We may occupy the same physical space, but we don't occupy the same psychic space. I think it's important to look at the issue through the eyes of experience.
Let's start with a review of some of today's stories:
Today on Fox News, Geraldo Rivera blamed the hoodie for the killing of Trayvon Martin.
Today in Louisiana, a woman at a gun range yelled to Rick Santorum to pretend that he was shooting president Obama.
Today in North Carolina, we learned that a cartoonist from a conservative think tank resigned after drawing a chained Obama wearing high heels and standing over a bucket from Kentucky Fried Chicken.
Today, a mother in Detroit instructed her 10-year-old honor student, "don't ever run down the street. Keep your hands out of your pockets, son. It's not your fault. It's just the way it is."
Every day in America, African Americans are reminded of their race in ways large and small. Every day. Today in America we are no more "post-racial" than we are "post-partisan." We have a long way to go.

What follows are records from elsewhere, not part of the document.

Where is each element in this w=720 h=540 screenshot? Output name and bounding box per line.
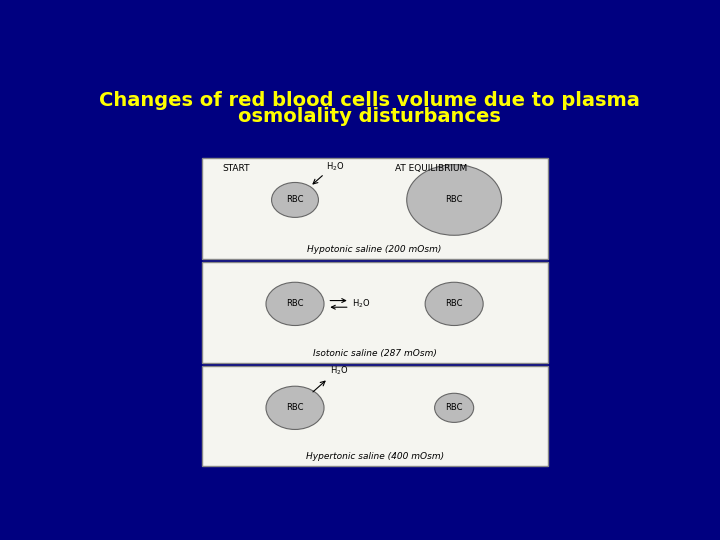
Circle shape — [425, 282, 483, 326]
Bar — [202, 262, 547, 362]
Text: AT EQUILIBRIUM: AT EQUILIBRIUM — [395, 164, 467, 173]
Text: Hypotonic saline (200 mOsm): Hypotonic saline (200 mOsm) — [307, 245, 442, 254]
Text: H$_2$O: H$_2$O — [326, 160, 345, 173]
Text: RBC: RBC — [446, 403, 463, 413]
Text: RBC: RBC — [287, 299, 304, 308]
Bar — [202, 158, 547, 259]
Text: Isotonic saline (287 mOsm): Isotonic saline (287 mOsm) — [312, 348, 436, 357]
Circle shape — [407, 165, 502, 235]
Text: RBC: RBC — [287, 195, 304, 205]
Bar — [202, 366, 547, 467]
Text: H$_2$O: H$_2$O — [353, 298, 371, 310]
Circle shape — [435, 393, 474, 422]
Text: Hypertonic saline (400 mOsm): Hypertonic saline (400 mOsm) — [305, 453, 444, 462]
Text: RBC: RBC — [287, 403, 304, 413]
Circle shape — [271, 183, 318, 218]
Text: osmolality disturbances: osmolality disturbances — [238, 107, 500, 126]
Text: Changes of red blood cells volume due to plasma: Changes of red blood cells volume due to… — [99, 91, 639, 110]
Text: RBC: RBC — [446, 299, 463, 308]
Circle shape — [266, 282, 324, 326]
Text: RBC: RBC — [446, 195, 463, 205]
Text: START: START — [222, 164, 250, 173]
Text: H$_2$O: H$_2$O — [330, 365, 348, 377]
Circle shape — [266, 386, 324, 429]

But today in America, something else happened. In a garden surrounded by roses, a leader said this: "If I had a son, he'd look like Trayvon."
Ten words. Those words opened the ears of some and soothed the hearts of many.
And unfortunately, those words rekindled the rage of others. The usual suspects all came out to squeal.
Conservative columnist Michelle Malkin accused Obama of "political opportunism" and trying to "pour gas on the fire" for empathizing with Trayvon's parents.
Conservative Matt Drudge's Web page stoked fears of "retaliation," and cited Louis Farrakhan. And there were more.
It's got to be frustrating to be so predictable.